Fortunes to be won or lost for food and drinks suppliers

Friday 23 October 2020 | Press release

The UK’s biggest 150 food and drink producers saw a return to stability in 2019 but in 2020 and the year ahead, there will be big winners and big losers

  • 2019 was expected to be a difficult year for food and drink suppliers but with Brexit delayed and a robust economy, it will be looked back on as a period of stability and solid progress, with the top 150 growing ahead of inflation at 1.9% and profit margins edging forwards to 6.1%
  • 2020 and the year ahead are full of challenges, with the impact of Covid likely to be felt into the medium-term, especially as the recession bites, along with  the looming prospect of a bumpy Brexit
  • While obstacles for suppliers are inevitable in this time, disruptions of this magnitude are catalysts for change – in the last recession (2008-10) we saw 2.4x as much share change as in stable years (2017-19)

2019 highlights

The UK food and drink sector showed steady performance in 2019, with revenue growth above inflation at 1.9% (vs. inflation at 1.0%), and profit margins edging forwards to 6.2% (vs. 6.1% in 2018). Under the surface of this, there was varied performance across the 150, with focussed privately-owned businesses and PE-backed businesses enjoying stronger growth than their peers (at 4.7% and 3.2% respectively). On the flipside, large brands have continued to expand and improve margins, with margins now at 9.7%, the highest level since 2010.

The industry has also continued to keep capital spend at a high level in 2019, with capital expenditure at 3.6% of revenue (vs. 2.9% long-run average in 2010-17), driving automation in the face of higher labour costs and continued Brexit uncertainty.

2019s winning performers include Premier Foods and Lucozade Ribena Suntory who stood out for showing clear signs of successful turnarounds, while Lindt and Betty’s and Taylors stood out for exploiting trend-backed growth in their categories by investing and innovating where consumer interest was strongest. David Wood foods, a new entry to the 150, also emerged as a winner this year, on the back of a strategy based on acquisition and turnaround of distressed food businesses (primarily in bakery) with targeted NPD to expand into vegan.

Will Hayllar, UK Manging Partner at OC&C Strategy Consultants, comments: "While 2019 wasn’t spectacular for food and drink companies in the UK, it was relatively stable – something which has been elusive to the top 150 for quite some time. There was a real sense that companies were starting to get on with things in spite of continued pressure from labour costs and uncertainty around Brexit. I think many in the industry will look back to 2019 as the peak of a cycle ahead of the disruption to come."

2020 and the year to come

2020 has already been a tumultuous year. Covid-19 has driven huge changes across the consumer goods industry; with major channel shifts from offline to online and out of home to in-home, in the relative appeal of different categories and brands to address changed consumer need-states, in the resilience sought within supply chains, in the importance of balance sheet strength, and in thousands of operational details to enable the industry to successfully function through different stages of lockdown.

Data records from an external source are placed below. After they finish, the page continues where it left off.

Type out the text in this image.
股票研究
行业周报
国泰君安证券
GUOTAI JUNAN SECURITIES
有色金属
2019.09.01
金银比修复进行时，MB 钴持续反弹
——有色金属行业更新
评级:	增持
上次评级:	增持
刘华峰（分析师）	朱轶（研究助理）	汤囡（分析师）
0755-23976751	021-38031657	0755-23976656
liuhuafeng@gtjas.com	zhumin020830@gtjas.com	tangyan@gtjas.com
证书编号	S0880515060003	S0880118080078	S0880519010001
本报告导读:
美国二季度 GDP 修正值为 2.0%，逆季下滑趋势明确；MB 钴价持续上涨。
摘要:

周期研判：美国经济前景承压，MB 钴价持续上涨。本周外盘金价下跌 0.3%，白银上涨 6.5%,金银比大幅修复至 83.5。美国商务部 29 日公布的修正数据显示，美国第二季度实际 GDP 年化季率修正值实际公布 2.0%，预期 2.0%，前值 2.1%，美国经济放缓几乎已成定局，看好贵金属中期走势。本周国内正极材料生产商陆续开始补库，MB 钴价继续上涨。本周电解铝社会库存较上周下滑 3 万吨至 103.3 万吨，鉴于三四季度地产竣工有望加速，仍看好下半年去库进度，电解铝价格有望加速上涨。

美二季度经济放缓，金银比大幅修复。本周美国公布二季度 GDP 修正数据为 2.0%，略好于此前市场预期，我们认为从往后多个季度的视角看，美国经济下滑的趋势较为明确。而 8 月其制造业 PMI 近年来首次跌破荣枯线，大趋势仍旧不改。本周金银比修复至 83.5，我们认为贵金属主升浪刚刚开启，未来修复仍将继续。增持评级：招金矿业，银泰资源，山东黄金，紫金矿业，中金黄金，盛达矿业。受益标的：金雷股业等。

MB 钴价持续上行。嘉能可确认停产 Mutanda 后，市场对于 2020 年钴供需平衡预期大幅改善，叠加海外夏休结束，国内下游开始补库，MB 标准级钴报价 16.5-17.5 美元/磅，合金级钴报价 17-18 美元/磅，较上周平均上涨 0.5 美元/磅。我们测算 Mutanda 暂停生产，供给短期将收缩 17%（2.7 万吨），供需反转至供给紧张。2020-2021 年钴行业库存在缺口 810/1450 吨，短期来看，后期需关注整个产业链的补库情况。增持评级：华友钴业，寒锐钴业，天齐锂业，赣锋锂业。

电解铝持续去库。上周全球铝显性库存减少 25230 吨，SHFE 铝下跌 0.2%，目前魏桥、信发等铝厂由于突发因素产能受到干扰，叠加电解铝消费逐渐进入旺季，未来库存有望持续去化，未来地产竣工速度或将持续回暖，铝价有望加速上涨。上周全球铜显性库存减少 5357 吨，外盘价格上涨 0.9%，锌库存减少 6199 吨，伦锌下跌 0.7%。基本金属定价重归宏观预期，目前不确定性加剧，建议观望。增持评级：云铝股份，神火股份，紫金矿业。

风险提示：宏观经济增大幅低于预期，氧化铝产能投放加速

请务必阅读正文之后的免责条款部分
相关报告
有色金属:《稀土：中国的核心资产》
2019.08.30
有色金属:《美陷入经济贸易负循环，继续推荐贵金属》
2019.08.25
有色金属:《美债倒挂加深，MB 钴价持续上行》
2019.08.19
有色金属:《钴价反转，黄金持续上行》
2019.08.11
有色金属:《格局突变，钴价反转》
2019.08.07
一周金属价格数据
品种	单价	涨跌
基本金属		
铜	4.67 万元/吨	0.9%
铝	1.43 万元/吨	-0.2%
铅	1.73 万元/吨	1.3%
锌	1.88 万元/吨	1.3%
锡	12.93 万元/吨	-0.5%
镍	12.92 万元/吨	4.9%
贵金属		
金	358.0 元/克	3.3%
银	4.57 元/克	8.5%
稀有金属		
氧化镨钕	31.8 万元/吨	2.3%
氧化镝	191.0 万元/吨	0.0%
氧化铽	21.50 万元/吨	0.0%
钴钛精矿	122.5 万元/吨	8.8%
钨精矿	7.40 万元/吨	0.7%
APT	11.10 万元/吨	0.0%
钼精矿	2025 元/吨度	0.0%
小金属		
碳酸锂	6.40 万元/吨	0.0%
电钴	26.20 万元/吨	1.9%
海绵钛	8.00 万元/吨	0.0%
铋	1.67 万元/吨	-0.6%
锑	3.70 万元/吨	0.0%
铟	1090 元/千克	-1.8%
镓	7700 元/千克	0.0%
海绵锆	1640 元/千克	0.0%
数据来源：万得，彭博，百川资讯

Looking forward, the uncertainty is set to continue in the year to come. Covid recovery looks set to come over an extended period, with significant pressure on consumer incomes as the recession bites. As negotiations with the EU go down to the wire, there continues to be potential for a bumpy Brexit, which could drive significant inflation due to tariffs and depreciation of the pound. Indeed, macroeconomic recovery in the UK is projected to take longer than many other developed markets.

Suppliers will continue to face challenges from multiple fronts – recessionary spending patterns, grocer emphasis on value, shifting consumer needs, continued labour challenges and Brexit driven inflation to name but a few.

Nilpesh Patel, Associate Partner at OC&C Strategy Consultants, comments: “Over the past few months suppliers have had to adapt in ways they had never conceived or planned for. While it’s true that the next year holds significant challenges for food and drink suppliers, there are opportunities for the brave and the bold. We are at a unique point in that food and drink at home is regaining relevance with consumers as their other options – holidays and eating out, for example – reduce."

"Companies focussing on aspirational but accessible products stand to do well, particularly when positioned behind key trends, such as healthy eating, scratch cooking or affordable indulgence. We know from the last recession that disruption provides a catalyst for change, creating larger than ever gaps between winners and losers. We would expect to see a similar, if not greater impact this time round."

The question is, are you positioned to be one of the winners?